En ce qui concerne la remise aux autorités croates :
5. En premier lieu, il ressort des termes mêmes de l'arrêté attaqué qu'il est motivé en droit par le visa des articles 3, 20 et 26 du règlement (UE) n° 604/2013 du 26 juin 2013, et par la mention du b) du 1 de l'article 18 et de l'article 17 du même règlement, et en fait par les circonstances selon lesquelles l'intéressé a déposé le 29 juin 2023 une demande d'asile en Croatie, les autorités croates ont été saisies d'une demande de reprise en charge, ces autorités ont explicitement accepté leur responsabilité le 19 septembre 2023, l'intéressé n'établit pas d'atteinte grave au droit d'asile en cas de transfert aux autorités croates, il ne relève pas des dérogations prévues par le 2 de l'article 3 du règlement précité, et il ne justifie pas de l'application de l'article 17 de ce règlement. Dans ces conditions, alors que, contrairement à ce que soutient le requérant, cet arrêté mentionne le critère retenu pour déterminer la responsabilité des autorités croates, comme cela vient d'être dit, et des indications suffisantes sur la situation du requérant, la décision contestée comporte les considérations de droit et de fait qui en constituent le fondement et est ainsi suffisamment motivée. Par suite, le moyen tiré du défaut de motivation, qui manque en fait, doit être, pour ce motif, écarté.
6. En deuxième lieu, eu égard, en outre, à ce qui vient d'être dit au point précédent, il ne ressort pas des pièces du dossier que le préfet aurait omis de procéder à un examen réel et sérieux de la situation de M. B.
7. En troisième lieu, aux termes de l'article 4 du règlement (UE) n° 604/2013 du Parlement européen et du Conseil du 26 juin 2013, établissant les critères et mécanismes de détermination de l'État membre responsable de l'examen d'une demande de protection internationale introduite dans l'un des États membres par un ressortissant de pays tiers : " 1. Dès qu'une demande de protection internationale est introduite au sens de l'article 20, paragraphe 2, dans un État membre, ses autorités compétentes informent le demandeur de l'application du présent règlement et notamment : / a) des objectifs du présent règlement () / b) des critères de détermination de l'État membre responsable, de la hiérarchie de ces critères au cours des différentes étapes de la procédure et de leur durée () / 2. Les informations visées au paragraphe 1 sont données par écrit, dans une langue que le demandeur comprend ou dont on peut raisonnablement supposer qu'il la comprend.

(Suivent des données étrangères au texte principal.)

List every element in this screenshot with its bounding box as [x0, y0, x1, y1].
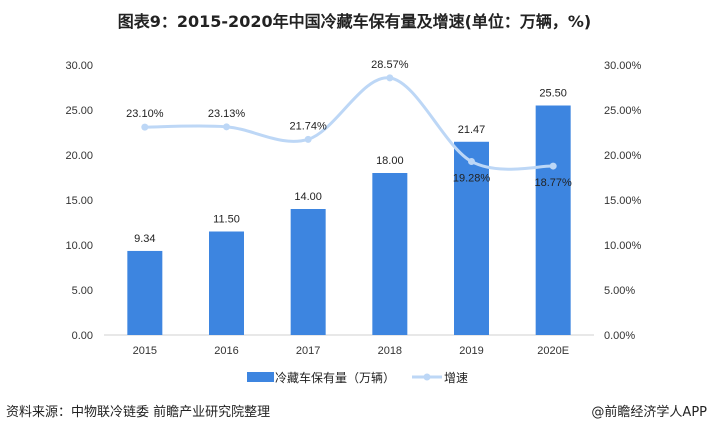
credit-note: @前瞻经济学人APP: [591, 405, 707, 420]
growth-value-label: 21.74%: [290, 120, 328, 132]
left-tick-label: 20.00: [65, 150, 93, 162]
bar: [290, 209, 326, 335]
x-tick-label: 2017: [296, 345, 320, 357]
bar-value-label: 21.47: [458, 124, 486, 136]
chart-title: 图表9：2015-2020年中国冷藏车保有量及增速(单位：万辆，%): [117, 12, 592, 31]
growth-value-label: 23.10%: [126, 108, 164, 120]
x-tick-label: 2018: [378, 345, 402, 357]
bar: [535, 105, 571, 335]
bar-value-label: 11.50: [213, 214, 240, 226]
growth-point: [549, 162, 557, 170]
left-tick-label: 30.00: [65, 60, 93, 72]
bar: [209, 231, 244, 335]
bar: [372, 173, 408, 335]
legend-line-marker: [423, 373, 431, 381]
source-note: 资料来源：中物联冷链委 前瞻产业研究院整理: [6, 405, 271, 420]
left-tick-label: 25.00: [65, 105, 93, 117]
bar-value-label: 9.34: [134, 233, 155, 245]
left-tick-label: 15.00: [65, 195, 93, 207]
right-tick-label: 0.00%: [604, 330, 635, 342]
growth-line: [144, 76, 554, 171]
growth-value-label: 28.57%: [371, 59, 409, 71]
right-tick-label: 10.00%: [604, 240, 642, 252]
bar-value-label: 25.50: [539, 88, 567, 100]
right-tick-label: 25.00%: [604, 105, 642, 117]
bar: [454, 141, 489, 335]
growth-point: [141, 123, 149, 131]
growth-point: [386, 74, 394, 82]
x-tick-label: 2020E: [537, 345, 569, 357]
growth-point: [223, 123, 230, 131]
legend-bar-label: 冷藏车保有量（万辆）: [275, 370, 395, 385]
right-tick-label: 5.00%: [604, 285, 635, 297]
x-tick-label: 2015: [133, 345, 157, 357]
left-tick-label: 10.00: [65, 240, 93, 252]
legend-line-label: 增速: [444, 371, 468, 385]
left-tick-label: 5.00: [72, 285, 93, 297]
bar-value-label: 14.00: [294, 191, 322, 203]
bar: [127, 250, 163, 335]
growth-point: [304, 135, 312, 143]
legend-bar-swatch: [247, 372, 274, 382]
growth-point: [468, 157, 475, 165]
growth-value-label: 23.13%: [208, 108, 246, 120]
x-tick-label: 2016: [214, 345, 238, 357]
bar-value-label: 18.00: [376, 155, 404, 167]
right-tick-label: 30.00%: [604, 60, 642, 72]
growth-value-label: 18.77%: [535, 177, 573, 189]
x-tick-label: 2019: [459, 345, 483, 357]
right-tick-label: 20.00%: [604, 150, 642, 162]
left-tick-label: 0.00: [72, 330, 93, 342]
growth-value-label: 19.28%: [453, 172, 491, 184]
right-tick-label: 15.00%: [604, 195, 642, 207]
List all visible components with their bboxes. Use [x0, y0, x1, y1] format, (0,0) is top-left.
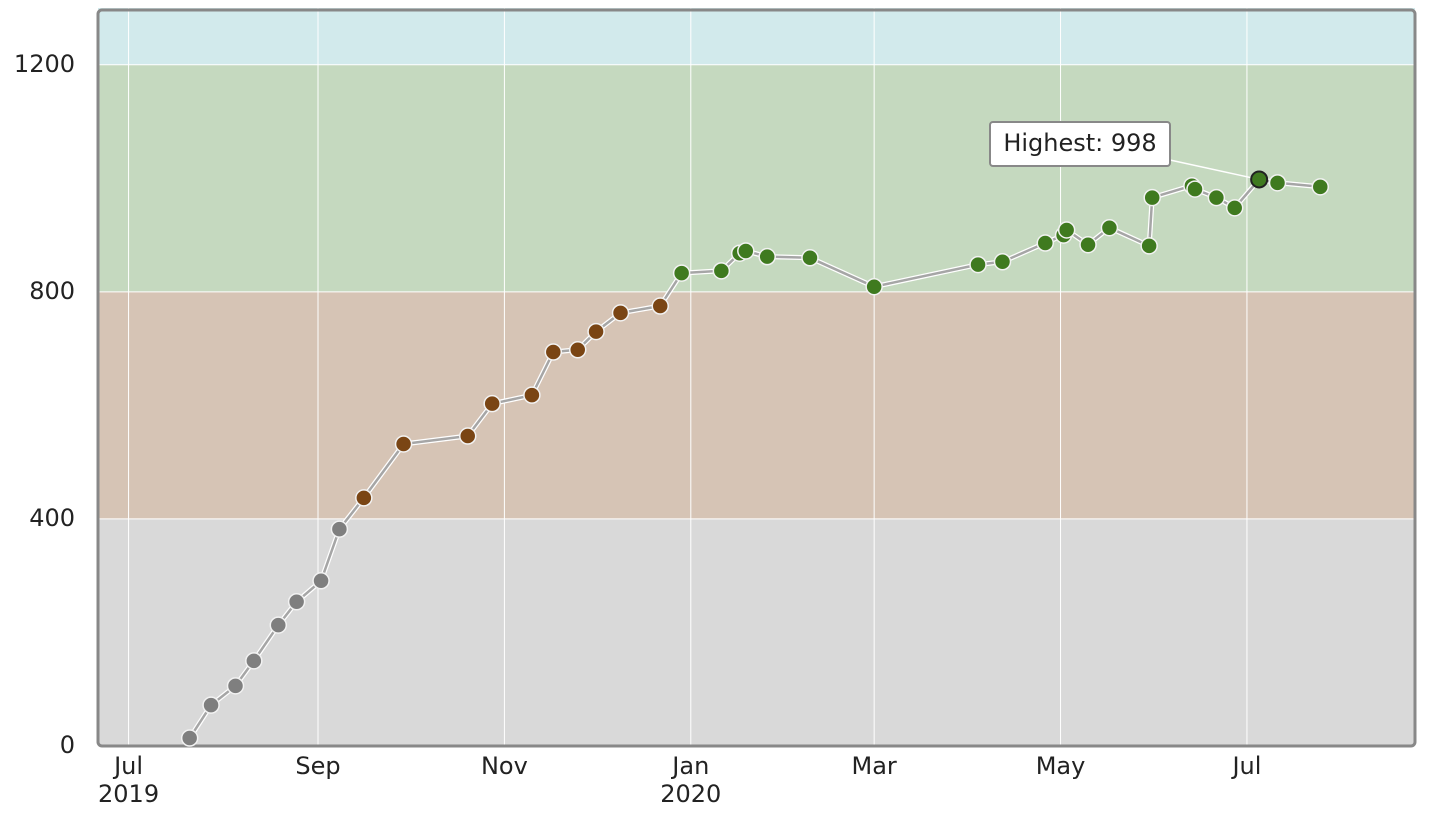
band [98, 8, 1415, 65]
x-tick-label: Nov [481, 752, 528, 780]
annotation-box [989, 121, 1171, 167]
point [712, 262, 731, 280]
x-tick-year: 2019 [98, 780, 159, 808]
x-tick-label: Mar [852, 752, 897, 780]
x-tick-label: Jan [670, 752, 709, 780]
point [587, 322, 605, 341]
point [1311, 178, 1330, 196]
point [865, 277, 883, 296]
point [801, 249, 819, 267]
point [458, 427, 477, 445]
point [269, 616, 288, 634]
x-tick-label: Jul [112, 752, 143, 780]
point [523, 386, 541, 404]
x-tick-year: 2020 [660, 780, 721, 808]
point [1143, 188, 1161, 207]
point [737, 242, 755, 260]
point [993, 253, 1012, 271]
point [1207, 188, 1226, 207]
point [1186, 180, 1204, 198]
point [355, 489, 373, 507]
point [1079, 235, 1097, 254]
band [98, 291, 1415, 519]
point [1250, 170, 1269, 189]
point [226, 677, 245, 695]
band [98, 64, 1415, 292]
y-tick-label: 1200 [14, 50, 75, 78]
plot-border [96, 8, 1417, 748]
point [1036, 234, 1055, 252]
point [672, 264, 691, 282]
point [611, 304, 630, 322]
x-tick-label: Sep [295, 752, 340, 780]
x-tick-label: Jul [1230, 752, 1261, 780]
point [312, 572, 330, 590]
point [202, 696, 220, 714]
point [180, 729, 199, 747]
point [245, 652, 263, 670]
annotation-leader [1169, 159, 1260, 181]
y-tick-label: 0 [60, 731, 75, 759]
point [330, 520, 349, 538]
x-tick-label: May [1036, 752, 1086, 780]
point [1225, 199, 1244, 217]
point [1268, 174, 1287, 192]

Les États membres utilisent la brochure commune rédigée à cet effet en vertu du paragraphe 3. / Si c'est nécessaire à la bonne compréhension du demandeur, les informations lui sont également communiquées oralement, par exemple lors de l'entretien individuel () ". Il résulte de ces dispositions que le demandeur d'asile auquel l'administration entend faire application du règlement du 26 juin 2013 doit se voir remettre, dès le moment où le préfet est informé de ce qu'il est susceptible d'entrer dans le champ d'application de ce règlement, et en tout état de cause en temps utile, une information complète sur ses droits, par écrit et dans une langue qu'il comprend.
8. Il ressort des pièces du dossier que M. B s'est vu délivrer, le 24 juillet 2023, deux brochures d'informations, dites " A " (J'ai demandé l'asile dans l'Union européenne - Quel pays sera responsable de l'analyse de ma demande d'asile ') et " B " (Je suis sous procédure Dublin - Qu'est-ce que cela signifie '), dont les pages de garde comportent la signature de l'intéressé. Ces documents constituent la brochure commune visée au paragraphe 3 de l'article 4 du règlement précité et contiennent l'intégralité des informations prévues au paragraphe 1 de cet article. Ces brochures ont été remises à l'intéressé en langue pachtoune, langue qu'il ne conteste pas lire, parler et comprendre. En outre, M. B a signé sans aucune réserve le résumé de son entretien individuel, intervenu le même jour en langue pachtoune, au cours duquel il n'a fait état d'aucune difficulté de compréhension, attestant que les informations sur les règlements communautaires lui ont été remises. Enfin, les dispositions précitées n'imposent pas que ces informations soient renouvelées lors de la notification de l'arrêté portant transfert. Par suite, le moyen tiré de la méconnaissance des dispositions de l'article 4 de ce règlement doit être écarté.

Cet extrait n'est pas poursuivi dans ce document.